Moving into an aged care facility can be a daunting prospect, but it’s not the only option for older Australians who’re struggling to cope on their own at home.
The government provides financial subsidies to help people remain in their own homes for longer so, instead of moving away from a property and community they know and love, your elderly parent or loved one can remain under the same roof with the help of a Home Care Package (HCP).
A HCP allows you or your parent to organise a carer to come to their home a set number of times per week to carry out everything from basic chores to helping them go shopping, with personal hygiene and even managing health conditions (you can read more about the services available under a HCP here).
But you will no doubt have some questions, such as ‘How much does this all cost?’ and ‘Will my parents be able to afford it?’. Some of the information available about home care costs can be confusing, so we have pulled together the necessary facts to help you organise the best care for your loved ones.
While there is a cost involved, your parent or relative are unlikely to have to fork out a bucketload to receive the help they need, as the government will contributes toward the cost, via what’s called a HCP.
How much the government will cover depends on the level of care your mum or dad requires, and how much personal wealth they have. My Aged Care, the government’s one-stop-shop for all aged care information and funding, is your first port of call when applying for a HCP. We explain how to get started with My Aged Care here.
My Aged Care will arrange for your loved one’s needs to be assessed, at which point they will be assigned a level from one (requiring the lowest amount of care) to four (having substantial care needs). It will also be advised at this point if their needs are too high for home care, which may mean aged care is the only suitable option.
For those assessed as being within the lowest tier (level one), the government will provide a HCP work approximately $8,750. This amount increases as the level of care goes up, with those assessed as level two receiving a HCP worth about $15,250. For level three, the amount currently sits at $33,500, while level four rounds out at around $50,750.
These funds won’t be paid to your loved one directly, however. Instead, they will be paid to the relevant home care provider. This means that the money isn’t classed as income, so won’t affect any Age Pension allowances.
As well as the cost of care itself, some home care providers charge what’s called a Basic Daily Fee (BDF), which isn’t income-tested and can be equivalent to as much as 17.5 per cent of the basic Age Pension received by a single person. The current maximum BDF amount is $10.63, which is charged for every day your parent holds a HCP, not every day a service is actually received.
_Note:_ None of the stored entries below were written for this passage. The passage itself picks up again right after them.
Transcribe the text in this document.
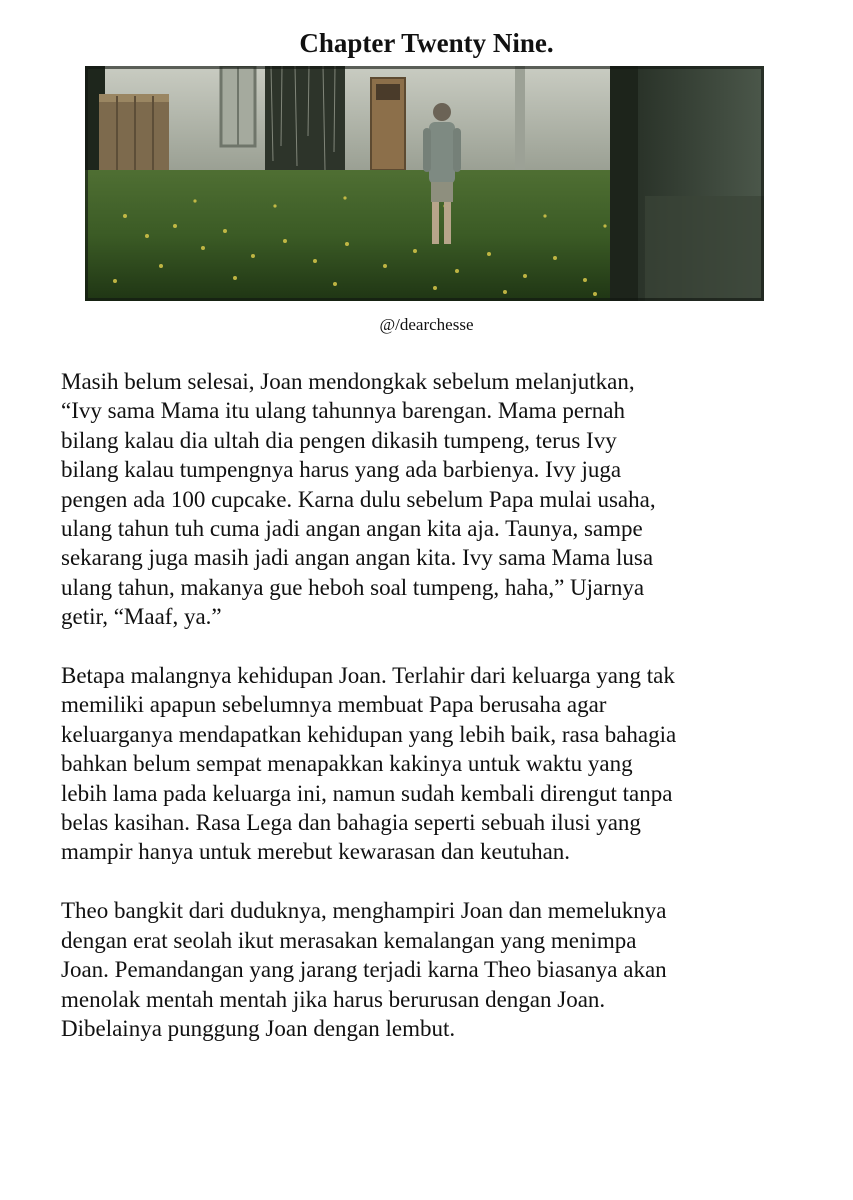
Chapter Twenty Nine.
@/dearchesse

Masih belum selesai, Joan mendongkak sebelum melanjutkan,
“Ivy sama Mama itu ulang tahunnya barengan. Mama pernah
bilang kalau dia ultah dia pengen dikasih tumpeng, terus Ivy
bilang kalau tumpengnya harus yang ada barbienya. Ivy juga
pengen ada 100 cupcake. Karna dulu sebelum Papa mulai usaha,
ulang tahun tuh cuma jadi angan angan kita aja. Taunya, sampe
sekarang juga masih jadi angan angan kita. Ivy sama Mama lusa
ulang tahun, makanya gue heboh soal tumpeng, haha,” Ujarnya
getir, “Maaf, ya.”

Betapa malangnya kehidupan Joan. Terlahir dari keluarga yang tak
memiliki apapun sebelumnya membuat Papa berusaha agar
keluarganya mendapatkan kehidupan yang lebih baik, rasa bahagia
bahkan belum sempat menapakkan kakinya untuk waktu yang
lebih lama pada keluarga ini, namun sudah kembali direngut tanpa
belas kasihan. Rasa Lega dan bahagia seperti sebuah ilusi yang
mampir hanya untuk merebut kewarasan dan keutuhan.

Theo bangkit dari duduknya, menghampiri Joan dan memeluknya
dengan erat seolah ikut merasakan kemalangan yang menimpa
Joan. Pemandangan yang jarang terjadi karna Theo biasanya akan
menolak mentah mentah jika harus berurusan dengan Joan.
Dibelainya punggung Joan dengan lembut.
How much your mum or dad is charged again depends the level of HCP they’ve been assigned: $9.52 for level one, $10.07 for level two, $10.35 for level three and $10.63 for level four. Not all home care providers charge a BDF, however, so it’s important to ask whether that’s the case when choosing a service.
The income-tested care fee is an extra contribution toward the cost of care services that some HCP recipients must pay. The fee t varies depending on the amount of income your parent has.
For singles with an income of more than $27,463.30, members of a couple living together with income of more than $21,294 or members of a couple living apart due to illness on more than $26,943.80, the amount paid can be as much as $15.24 per day.
For singles with an income over $53,060.80, members of a couple living together on $40,586-plus or members of a couple living apart due to illness on more than $52,540.80 the amount increases to between $15.25 and $30.49 per day. Full Age Pensioners are exempt from income-tested payments.
If you want to work out exactly how much your mum or dad will have to pay, the government’s My Aged Care calculator tool is a handy option.
If your parent or loved one finds they are struggling to pay their income-tested fees, the government also offers financial hardship assistance that may help cover those costs.